I am now thinking that it makes the most sense to just do a straight refinance of my existing mortgage. I have a 10-year FRM at 3.49% at my credit union that will be paid off in 2019. If I refinance that to a 3/1 ARM, which is currently around 2.75% with no points at my credit union, I can pay the new payment, and put the savings aside to go towards the land and new house construction.

I am thinking that this would avoid taking out the HELOC, where I would be paying interest on the money while it just sits in the bank, and it would avoid the issues around that portion that is not deductible as well as the AMT that was mentioned.

I could then use cash to acquire the land (we are still looking), take however long to do the plans, and then go to the same bank we used the last time for this house to get a construction loan when I need it. They will take the land as a downpayment, and will finance up to 80% of the total cost, which means we would actually get some money back that we had used to purchase the land to use towards the construction. They do a construction loan to mortgage program that has just one closing. Having the lower payment on this house will also help with our debt ratios, although they will still be under that 43% mentioned in another thread.

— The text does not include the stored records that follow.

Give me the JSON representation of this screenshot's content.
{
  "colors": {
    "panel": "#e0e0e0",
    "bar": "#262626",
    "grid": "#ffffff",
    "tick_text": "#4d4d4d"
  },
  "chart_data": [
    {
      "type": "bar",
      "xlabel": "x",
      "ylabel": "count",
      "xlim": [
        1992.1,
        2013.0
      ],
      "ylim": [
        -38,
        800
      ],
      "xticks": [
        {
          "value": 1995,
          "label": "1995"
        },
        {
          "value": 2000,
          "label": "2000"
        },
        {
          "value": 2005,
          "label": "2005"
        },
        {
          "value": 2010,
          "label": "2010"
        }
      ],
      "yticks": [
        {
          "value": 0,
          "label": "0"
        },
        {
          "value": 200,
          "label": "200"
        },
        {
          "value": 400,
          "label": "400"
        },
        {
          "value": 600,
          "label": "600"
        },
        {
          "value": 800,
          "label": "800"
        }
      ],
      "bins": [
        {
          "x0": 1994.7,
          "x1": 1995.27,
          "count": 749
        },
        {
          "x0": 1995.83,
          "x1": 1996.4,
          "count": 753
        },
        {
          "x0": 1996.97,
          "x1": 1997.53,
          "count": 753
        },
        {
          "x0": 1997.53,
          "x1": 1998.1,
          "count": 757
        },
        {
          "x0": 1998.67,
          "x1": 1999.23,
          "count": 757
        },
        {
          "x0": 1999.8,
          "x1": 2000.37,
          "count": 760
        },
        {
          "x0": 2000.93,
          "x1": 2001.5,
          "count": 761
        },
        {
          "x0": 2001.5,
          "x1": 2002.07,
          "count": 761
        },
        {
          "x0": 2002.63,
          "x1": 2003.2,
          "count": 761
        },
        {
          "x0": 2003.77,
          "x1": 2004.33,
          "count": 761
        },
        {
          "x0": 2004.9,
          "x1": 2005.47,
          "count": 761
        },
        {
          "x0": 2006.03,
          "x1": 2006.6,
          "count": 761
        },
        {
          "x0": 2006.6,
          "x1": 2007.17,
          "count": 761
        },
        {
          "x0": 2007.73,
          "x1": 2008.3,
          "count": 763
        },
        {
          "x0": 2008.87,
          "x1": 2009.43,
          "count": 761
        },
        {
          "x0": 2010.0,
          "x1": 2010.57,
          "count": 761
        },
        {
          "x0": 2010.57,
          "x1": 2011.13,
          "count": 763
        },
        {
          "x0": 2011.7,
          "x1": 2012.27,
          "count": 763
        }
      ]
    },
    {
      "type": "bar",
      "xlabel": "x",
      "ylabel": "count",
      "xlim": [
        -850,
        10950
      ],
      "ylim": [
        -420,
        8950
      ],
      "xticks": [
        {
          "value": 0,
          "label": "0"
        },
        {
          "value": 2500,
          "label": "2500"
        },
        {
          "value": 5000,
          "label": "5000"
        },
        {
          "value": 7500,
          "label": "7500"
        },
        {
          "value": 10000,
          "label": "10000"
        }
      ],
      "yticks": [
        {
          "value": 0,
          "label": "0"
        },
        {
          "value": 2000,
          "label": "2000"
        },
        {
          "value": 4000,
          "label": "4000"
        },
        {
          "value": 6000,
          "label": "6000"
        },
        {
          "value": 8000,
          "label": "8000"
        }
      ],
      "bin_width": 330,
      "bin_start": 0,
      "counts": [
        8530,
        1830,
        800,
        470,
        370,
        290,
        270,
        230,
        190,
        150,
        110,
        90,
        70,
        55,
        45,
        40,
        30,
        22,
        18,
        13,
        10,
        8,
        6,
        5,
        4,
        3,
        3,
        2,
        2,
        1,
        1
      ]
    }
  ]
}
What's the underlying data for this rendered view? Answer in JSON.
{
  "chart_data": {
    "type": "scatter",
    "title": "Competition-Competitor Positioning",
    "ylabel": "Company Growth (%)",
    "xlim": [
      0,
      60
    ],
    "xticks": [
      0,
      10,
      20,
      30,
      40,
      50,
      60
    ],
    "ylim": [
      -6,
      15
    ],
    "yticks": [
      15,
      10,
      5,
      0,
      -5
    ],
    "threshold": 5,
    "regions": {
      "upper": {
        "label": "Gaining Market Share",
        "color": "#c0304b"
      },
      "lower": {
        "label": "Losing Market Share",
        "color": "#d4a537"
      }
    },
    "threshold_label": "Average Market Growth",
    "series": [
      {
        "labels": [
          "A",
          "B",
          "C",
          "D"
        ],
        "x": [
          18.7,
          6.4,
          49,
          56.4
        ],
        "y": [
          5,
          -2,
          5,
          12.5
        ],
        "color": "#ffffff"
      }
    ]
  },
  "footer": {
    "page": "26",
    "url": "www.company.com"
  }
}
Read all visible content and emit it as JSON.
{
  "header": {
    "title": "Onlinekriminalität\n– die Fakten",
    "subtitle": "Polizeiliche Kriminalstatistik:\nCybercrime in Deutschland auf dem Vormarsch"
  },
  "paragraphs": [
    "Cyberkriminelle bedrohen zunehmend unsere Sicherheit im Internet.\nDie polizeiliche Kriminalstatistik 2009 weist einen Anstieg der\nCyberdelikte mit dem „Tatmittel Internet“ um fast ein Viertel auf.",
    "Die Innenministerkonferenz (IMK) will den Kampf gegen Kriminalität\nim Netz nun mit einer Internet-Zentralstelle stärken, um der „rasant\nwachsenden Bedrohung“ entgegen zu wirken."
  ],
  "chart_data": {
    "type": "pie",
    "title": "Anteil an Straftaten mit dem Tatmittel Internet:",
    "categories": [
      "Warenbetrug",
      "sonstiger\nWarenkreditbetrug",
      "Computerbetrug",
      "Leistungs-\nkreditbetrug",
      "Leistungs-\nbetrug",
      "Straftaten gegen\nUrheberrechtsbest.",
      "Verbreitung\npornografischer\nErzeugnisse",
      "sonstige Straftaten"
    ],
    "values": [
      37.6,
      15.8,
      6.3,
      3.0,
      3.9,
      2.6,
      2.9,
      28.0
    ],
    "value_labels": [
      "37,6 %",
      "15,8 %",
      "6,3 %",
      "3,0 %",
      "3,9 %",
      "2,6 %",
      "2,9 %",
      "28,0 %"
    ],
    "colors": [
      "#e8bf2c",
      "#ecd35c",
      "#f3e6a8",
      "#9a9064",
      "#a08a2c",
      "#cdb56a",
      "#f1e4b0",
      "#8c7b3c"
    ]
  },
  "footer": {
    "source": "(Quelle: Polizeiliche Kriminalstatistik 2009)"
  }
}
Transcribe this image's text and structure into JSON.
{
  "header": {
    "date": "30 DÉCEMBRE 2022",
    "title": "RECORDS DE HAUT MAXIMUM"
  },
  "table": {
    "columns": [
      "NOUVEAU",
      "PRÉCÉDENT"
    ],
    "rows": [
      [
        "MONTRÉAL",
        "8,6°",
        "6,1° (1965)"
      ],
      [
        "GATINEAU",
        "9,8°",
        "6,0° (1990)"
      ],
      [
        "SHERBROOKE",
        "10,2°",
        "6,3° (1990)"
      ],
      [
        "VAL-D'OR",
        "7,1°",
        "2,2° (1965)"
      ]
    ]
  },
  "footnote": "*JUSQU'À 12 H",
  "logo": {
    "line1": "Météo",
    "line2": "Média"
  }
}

This would make it easier financially since it wouldn't be as tight, and would let us continue with the plan to build the new house first, move into it, and then sell this house. Once this house sells, we would pay off its remaining mortgage plus the mortgage on the new house, and put the remaining cash in the bank to backfill the savings that I had tapped, and to leave some money for a 2nd house down the road.

I am thinking that the best case is we are 2 years from being out of this house, and worst case is that we are 5 years away, so even if we have one reset period where the rate increases the full 2% putting us around 4.75%, that would be for a very short time.

I think this gives us the most flexibility and least stress, but I'd love some input/critiques.